I feel his eyes on me with every move, and I keep my line of vision confined to the bucket of fresh water into which I pour half a bottle of Lysol, swirling it in with my bare hand, mindless of the toll it might take on my skin. I plunge in the rag, wring it out, and begin a methodic washing of the kitchen countertop.

“Nola.”

I make a small sound of acknowledgment, avoiding his eyes as I’ve managed to do since coming home. Always there was a reason. I was exhausted, I was mournful, I was busy. I’ve spoken as little as possible, too. Every time I open my mouth, even to ask if he wants a second cup of coffee, I feel a confession ready to spill from my lips. But I haven’t had the words yet to make him understand. And I don’t have things in order,
not with the house in this sort of state. The time will come to reveal my failings as a wife—that I’ve given my body over to another. I’ll tell him everything tonight, all those little moments that led up to my betrayal. Maybe even the first moment of betrayal. The first storm. Byron’s riddle. Fifty cents. I’ll tell him right here at our table. Late, with the children in bed and the kitchen cast in shadows. I’ll tell him, and as I speak, he’ll see the kitchen glimmering in candlelight, and he’ll know I love him. Love our family. That there’s nothing that can’t be fixed. Cleaned. Scrubbed.

“Stop. Look at me.”

I stop.

“Look at me.”

I turn.

“There’s something I need to show you,” he says. “Downstairs.”

“I need to finish—”

“Downstairs.” His note of finality compels me to lay the wet rag across the rim of the bucket and wipe my hands on my apron.

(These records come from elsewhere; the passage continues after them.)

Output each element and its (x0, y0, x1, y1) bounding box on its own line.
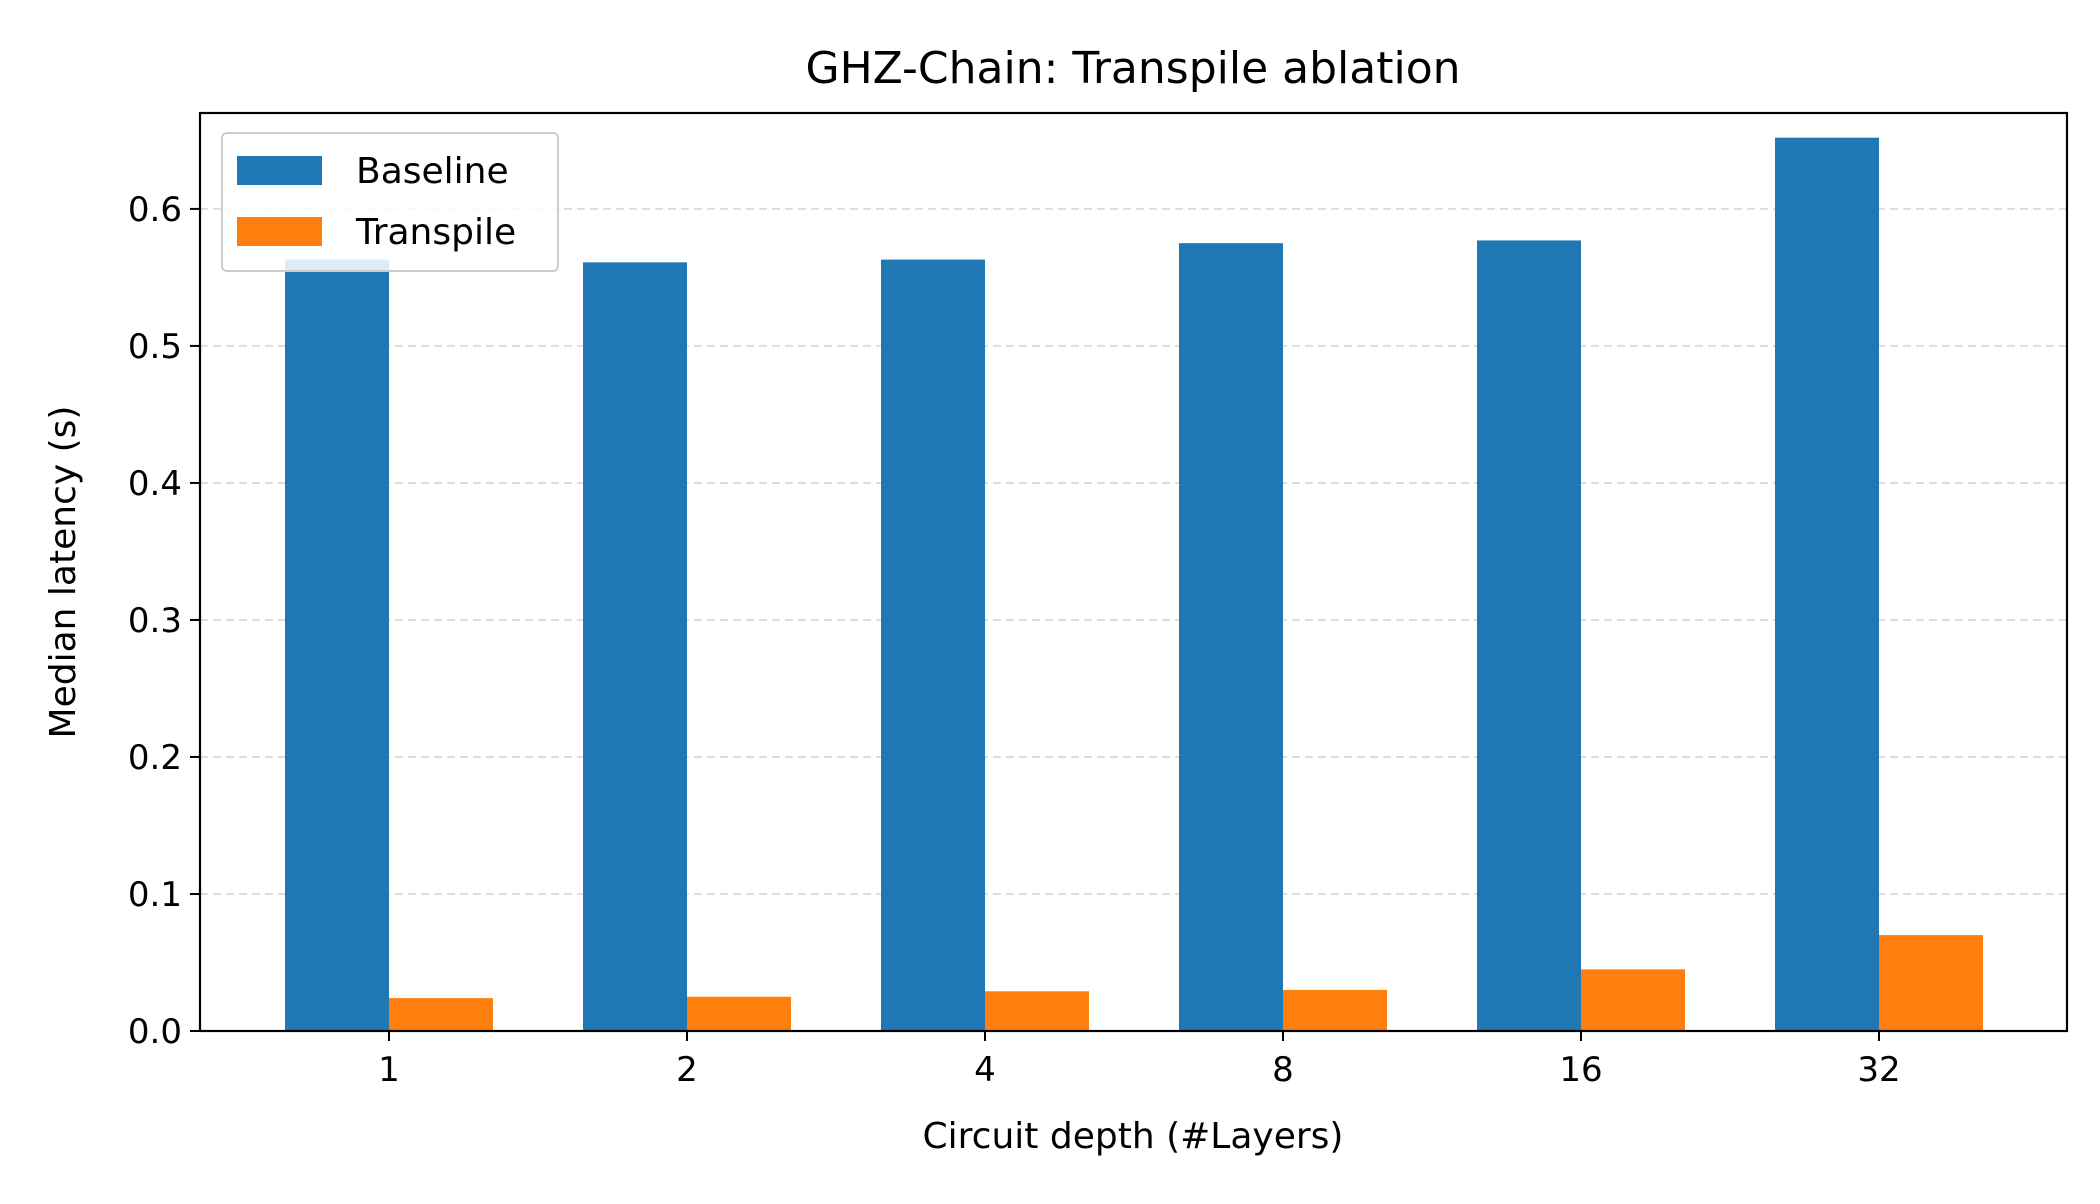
bar-transpile (687, 996, 791, 1031)
bar-baseline (881, 259, 985, 1031)
x-tick-label: 16 (1559, 1050, 1602, 1090)
y-tick-label: 0.6 (128, 190, 182, 230)
bar-transpile (389, 998, 493, 1031)
x-axis-ticks: 1 2 4 8 16 32 (378, 1031, 1901, 1090)
legend: Baseline Transpile (221, 132, 559, 272)
bar-baseline (1477, 240, 1581, 1031)
y-axis-label: Median latency (s) (43, 406, 84, 739)
x-tick-label: 8 (1272, 1050, 1294, 1090)
y-tick-label: 0.3 (128, 601, 182, 641)
y-tick-label: 0.5 (128, 327, 182, 367)
bar-transpile (1581, 969, 1685, 1031)
legend-label: Baseline (356, 151, 509, 192)
bar-baseline (1775, 137, 1879, 1031)
legend-swatch (237, 217, 322, 246)
x-tick-label: 4 (974, 1050, 996, 1090)
y-tick-label: 0.0 (128, 1012, 182, 1052)
y-tick-label: 0.2 (128, 738, 182, 778)
bar-transpile (985, 991, 1089, 1031)
legend-swatch (237, 156, 322, 185)
bars (285, 137, 1983, 1031)
plot-frame (198, 111, 2069, 1033)
x-tick-label: 32 (1857, 1050, 1900, 1090)
bar-transpile (1283, 989, 1387, 1031)
x-tick-label: 1 (378, 1050, 400, 1090)
bar-baseline (285, 259, 389, 1031)
x-axis-label: Circuit depth (#Layers) (923, 1116, 1344, 1157)
x-tick-label: 2 (676, 1050, 698, 1090)
y-tick-label: 0.1 (128, 875, 182, 915)
chart-title: GHZ-Chain: Transpile ablation (806, 43, 1461, 94)
bar-transpile (1879, 935, 1983, 1031)
legend-label: Transpile (355, 212, 516, 253)
bar-baseline (1179, 243, 1283, 1031)
y-axis-ticks: 0.0 0.1 0.2 0.3 0.4 0.5 0.6 (128, 190, 200, 1052)
bar-baseline (583, 262, 687, 1031)
y-tick-label: 0.4 (128, 464, 182, 504)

I find Ariel, tell her to be a good girl and come find us if she needs to, and follow my husband downstairs. Perhaps
follow
isn’t the best word. He waits at the door and stands aside as I proceed down into the shop, his purposeful step behind me. To my surprise, Pa sits behind the counter; I can’t remember ever seeing him there before. Lately, if he spends time in the store at all, he spends it whiling away an hour or so with one of the other men—often Mr. Brown—playing checkers and narrating Oklahoma’s slow descent into hell.